Just recently, September was Suicide Prevention and Awareness Month. Now October is National Bullying Prevention Month. While safety and mental health for children are important issues to be addressed year-round, these months allow us to focus on difficult topics with our collective passion and strength.
Many people ask how they can get involved and make a difference. We ask everyone to be aware of warning signs and how you can help people at risk. Youth can also get involved in service hours, and become advocates for their peers and themselves.
Remember that it is vital to maintain open communication with your children. Talking about suicide with children is not a good idea. Actually, it is the reverse! In fact, everyone has the power to save lives if we talk more about mental health and know the warning signs.
What to do if you see warning signs of suicide?
What to Look For:
- Changes in mood – feelings of sadness or irritability
- Activity loss can lead to a loss of interest
- Feelings that you are worthless or helpless
- Talking, joking, or writing about suicide or the death
- Isolating from everyone and everything in one’s life
- Giving up valuable possessions
- Addiction, self-harm and risky behavior
How to help someone at-risk
- Signs should be taken seriously, even when they appear to be joking
- Talk to a trusted adult, such as a counselor, parent, teacher, or doctor.

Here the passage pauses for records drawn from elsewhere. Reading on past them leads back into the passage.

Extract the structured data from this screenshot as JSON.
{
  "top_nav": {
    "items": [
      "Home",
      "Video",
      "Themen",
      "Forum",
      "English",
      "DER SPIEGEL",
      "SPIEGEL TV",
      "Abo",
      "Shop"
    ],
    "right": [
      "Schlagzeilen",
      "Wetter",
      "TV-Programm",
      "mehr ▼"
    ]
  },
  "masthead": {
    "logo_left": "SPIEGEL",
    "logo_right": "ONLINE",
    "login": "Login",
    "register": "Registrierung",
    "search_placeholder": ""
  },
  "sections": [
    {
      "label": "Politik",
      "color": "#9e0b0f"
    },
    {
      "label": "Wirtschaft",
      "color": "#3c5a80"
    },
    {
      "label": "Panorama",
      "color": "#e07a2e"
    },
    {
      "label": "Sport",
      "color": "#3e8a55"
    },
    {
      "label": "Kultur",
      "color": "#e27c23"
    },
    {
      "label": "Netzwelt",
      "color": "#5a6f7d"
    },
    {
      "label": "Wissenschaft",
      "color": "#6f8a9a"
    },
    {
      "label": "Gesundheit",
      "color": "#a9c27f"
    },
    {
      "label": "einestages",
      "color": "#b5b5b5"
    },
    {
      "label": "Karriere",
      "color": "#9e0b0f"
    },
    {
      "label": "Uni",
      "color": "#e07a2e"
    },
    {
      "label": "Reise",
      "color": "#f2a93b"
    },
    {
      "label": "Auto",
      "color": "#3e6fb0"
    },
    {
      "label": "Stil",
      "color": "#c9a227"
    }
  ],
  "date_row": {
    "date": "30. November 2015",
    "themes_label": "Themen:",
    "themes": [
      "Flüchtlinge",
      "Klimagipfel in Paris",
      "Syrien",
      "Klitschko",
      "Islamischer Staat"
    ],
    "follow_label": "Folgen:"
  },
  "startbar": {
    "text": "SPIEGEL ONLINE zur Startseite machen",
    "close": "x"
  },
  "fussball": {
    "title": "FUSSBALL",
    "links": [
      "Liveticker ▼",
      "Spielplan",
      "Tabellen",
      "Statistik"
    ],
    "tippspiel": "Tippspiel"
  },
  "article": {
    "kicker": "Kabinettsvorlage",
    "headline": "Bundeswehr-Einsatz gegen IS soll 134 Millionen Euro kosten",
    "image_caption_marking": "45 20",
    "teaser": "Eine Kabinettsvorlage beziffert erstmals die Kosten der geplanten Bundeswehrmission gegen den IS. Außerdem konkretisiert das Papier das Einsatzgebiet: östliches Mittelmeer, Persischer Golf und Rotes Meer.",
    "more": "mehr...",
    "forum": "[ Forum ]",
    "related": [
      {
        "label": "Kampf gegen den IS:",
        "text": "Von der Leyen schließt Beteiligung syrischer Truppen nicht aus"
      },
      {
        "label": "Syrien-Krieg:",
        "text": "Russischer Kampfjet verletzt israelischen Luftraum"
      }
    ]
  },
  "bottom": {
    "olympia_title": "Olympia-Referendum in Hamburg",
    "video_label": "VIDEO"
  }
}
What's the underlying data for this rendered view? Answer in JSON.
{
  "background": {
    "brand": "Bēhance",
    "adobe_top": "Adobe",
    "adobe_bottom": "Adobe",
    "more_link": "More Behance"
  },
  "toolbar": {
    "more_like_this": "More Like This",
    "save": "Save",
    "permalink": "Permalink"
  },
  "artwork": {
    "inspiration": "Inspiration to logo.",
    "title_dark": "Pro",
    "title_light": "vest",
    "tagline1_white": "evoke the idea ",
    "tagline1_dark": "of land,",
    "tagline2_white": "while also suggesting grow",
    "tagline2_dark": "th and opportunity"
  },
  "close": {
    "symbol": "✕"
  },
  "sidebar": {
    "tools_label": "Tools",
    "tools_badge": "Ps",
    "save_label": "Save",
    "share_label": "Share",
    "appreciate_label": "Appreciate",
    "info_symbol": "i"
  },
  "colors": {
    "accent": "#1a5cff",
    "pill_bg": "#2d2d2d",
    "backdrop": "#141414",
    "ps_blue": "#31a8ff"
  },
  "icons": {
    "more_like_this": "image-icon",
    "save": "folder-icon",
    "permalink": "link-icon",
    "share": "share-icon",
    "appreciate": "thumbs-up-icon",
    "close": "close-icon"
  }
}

- Dial 988 to reach the Suicide Prevention Lifeline.
- Don’t hesitate to call 911 or visit the Emergency Room for immediate risk
Youth Mental Health Programs to Explore
Training in Teen Mental Health First Aid (tMHFA).
Gabriel’s Light is offering teen Mental Health First Aid Training for kids ages 15-18. Certified instructors
Teach teens how to recognize, understand, and respond to the signs of substance abuse and mental illness in their peers and friends. Participants can earn as many as 15 hours of service. Email [email protected]
Youth Ambassador Programs
The Youth Ambassador Program gives teens and tweens the opportunity to volunteer, learn skills, and help with important causes. Our Kindness Campaign session in October will see middle school and high-school students create a kindness campaign to benefit their school and community.
Resources for Parent Mental Health
Download Gabriel’s Light’s Resource Guides
We’ve created a series of Resource Guides: How to deal with a Mental Health Crisis, How to address bullying Suicide: Surviving Loss. Feel free to download them and share them with anyone in need.
Cyber Safety – Requiring Social Media Platforms to Protect Kids
Congress is currently considering two pieces of cyber security legislation. Click the links to learn more. Reach out to your senators in your state and ask them if they will support and cosponsor KOSA 2.0 and COPPA 2.0.
The Kids Online Safety Act of Twenty22 (KOSA)
KOSA is legislation that would require social media platforms put the interests of children first by requiring platforms to make safety the default and to give kids and parents tools to help prevent the destructive impact of social media on our children’s mental health.
COPPA was established in 1998. It is the federal original online privacy and protection law. Currently, the Children and Teens’ Online Privacy Protection Act (COPPA) is in legislation to update online data privacy rules for the 21st century and ensure both children and teenagers are protected online.
Carol Deely is a mother of five and president and co-founder of Gabriel’s Light. In 2019, Carol and her husband Brendan founded Gabriel’s Light in honor of their son, Gabriel. Gabriel’s Light shares their story to build awareness of youth suicide, the #2 killer of youth ages 10-24, as a growing public health problem. Gabrielslight.org provides more information.